Como é evidente, a data de “envio do relatório ao Presidente da Assembleia da República” não pode ser anterior ao dia em que esse relatório final é aprovado na Comissão de Cultura e Comunicação. Esta Iniciativa Legislativa só viria a ser apreciada na Conferência de Líderes (órgão que decide a agenda do Plenário), no dia 16 de Setembro de 2020, ou seja, dez meses e dez dias depois da sua admissão formal pela Assembleia da República.
Mesmo que a contagem do tempo seja feita apenas em termos de dias úteis; mesmo considerando que poderão existir factores suspensivos da contagem do tempo — embora a Lei n.º 17/2003 não os refira — estamos certos de que o prazo de 30 dias prescreveu muito antes de Julho de 2020.
A ILC-AO foi recebida em audiência pela Comissão de Cultura no dia 19 de Novembro de 2019 e reuniu com o deputado-relator no dia 18 de Dezembro de 2019, naquele que seria, formalmente, o último dia do prazo previsto na Lei. Nesse encontro, Pedro Cegonho aludiu à necessidade de se deslocar ao estrangeiro como justificação para um eventual pequeno atraso na entrega do seu relatório, o que aceitámos, de boa-fé, sem cuidarmos sequer de saber se essa deslocação constituía uma suspensão legal, ou apenas informal, da contagem do tempo. Nunca foi nossa intenção saltarmos etapas no processo legislativo. Pelo contrário, considerámos sempre que a existência de um relatório consistente e enquadrador da problemática do Acordo Ortográfico seria benéfica para o debate posterior.

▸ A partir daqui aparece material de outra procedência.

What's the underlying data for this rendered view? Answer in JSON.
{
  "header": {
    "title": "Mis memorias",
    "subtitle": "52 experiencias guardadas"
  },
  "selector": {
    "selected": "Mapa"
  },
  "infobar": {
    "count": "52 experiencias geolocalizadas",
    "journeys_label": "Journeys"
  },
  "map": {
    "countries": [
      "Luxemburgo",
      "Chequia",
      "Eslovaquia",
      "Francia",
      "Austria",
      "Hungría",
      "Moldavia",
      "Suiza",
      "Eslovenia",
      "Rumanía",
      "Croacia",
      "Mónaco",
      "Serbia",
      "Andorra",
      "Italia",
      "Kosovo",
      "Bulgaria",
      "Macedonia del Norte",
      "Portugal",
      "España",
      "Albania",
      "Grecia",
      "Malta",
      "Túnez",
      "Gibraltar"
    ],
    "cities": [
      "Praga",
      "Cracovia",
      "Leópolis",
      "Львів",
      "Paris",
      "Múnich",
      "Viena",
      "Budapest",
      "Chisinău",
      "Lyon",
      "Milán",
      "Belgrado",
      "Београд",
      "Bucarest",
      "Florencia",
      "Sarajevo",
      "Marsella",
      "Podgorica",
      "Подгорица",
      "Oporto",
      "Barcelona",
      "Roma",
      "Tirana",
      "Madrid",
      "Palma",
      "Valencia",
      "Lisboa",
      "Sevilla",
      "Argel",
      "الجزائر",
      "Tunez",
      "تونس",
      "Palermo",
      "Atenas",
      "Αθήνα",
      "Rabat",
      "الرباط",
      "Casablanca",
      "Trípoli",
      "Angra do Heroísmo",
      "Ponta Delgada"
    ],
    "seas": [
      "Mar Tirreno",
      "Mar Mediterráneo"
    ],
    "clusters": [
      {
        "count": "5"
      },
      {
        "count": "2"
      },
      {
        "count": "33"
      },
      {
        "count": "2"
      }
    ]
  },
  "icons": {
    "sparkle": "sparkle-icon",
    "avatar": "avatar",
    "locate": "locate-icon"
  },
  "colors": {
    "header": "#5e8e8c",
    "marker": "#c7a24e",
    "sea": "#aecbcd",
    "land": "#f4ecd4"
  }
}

Somente no dia 8 de Junho de 2020, quando o atraso já se nos afigurava insustentável, tomámos a liberdade de contactar o Gabinete do Presidente da Assembleia da República, solicitando, nos termos da Lei, o agendamento do debate e votação da Iniciativa. Infelizmente, mais uma vez, esta mensagem não obteve qualquer resposta. Seria necessário aguardarmos ainda mais de três meses, até à referida reunião da Conferência de Líderes em Setembro. Nunca nos foi dada qualquer explicação sobre a contagem do tempo ou para o atraso enorme com que a ILC-AO foi apreciada naquele órgão.
Este atraso, por si só, já seria sempre prejudicial, porquanto se sabe que os tempos de espera nunca são neutros, e favorecem geralmente “a situação”. No caso vertente, os dez meses de decorridos desde a admissão da ILC-AO até à sua apreciação em Conferência de Líderes foram (mais) dez meses em que o Acordo Ortográfico continuou a implementar-se sem contraditório ou sem um debate digno desse nome — um adiamento que, na prática, continua a somar-se até ao momento presente.
No entanto, para esta ILC-AO, o prejuízo não se limitou ao simples atraso. Analisando todo este processo em retrospectiva, parece-nos hoje evidente que o deputado- relator precisou de tempo para contrariar a Nota de Admissibilidade dos próprios serviços da Assembleia da República — e pôde tomá-lo para si, tranquilamente, sem que daí resultasse o agendamento do debate da ILC-AO, nos termos da Lei.
No dia 3 de Março de 2020 a Comissão de Cultura aprova uma proposta do deputado- relator em que este, expressando “dúvidas” sobre a constitucionalidade do Projecto de Lei n.º 1195/XIII/4ª, solicita o apoio da Comissão de Assuntos Constitucionais, Direitos, Liberdades e Garantias (1ª Comissão).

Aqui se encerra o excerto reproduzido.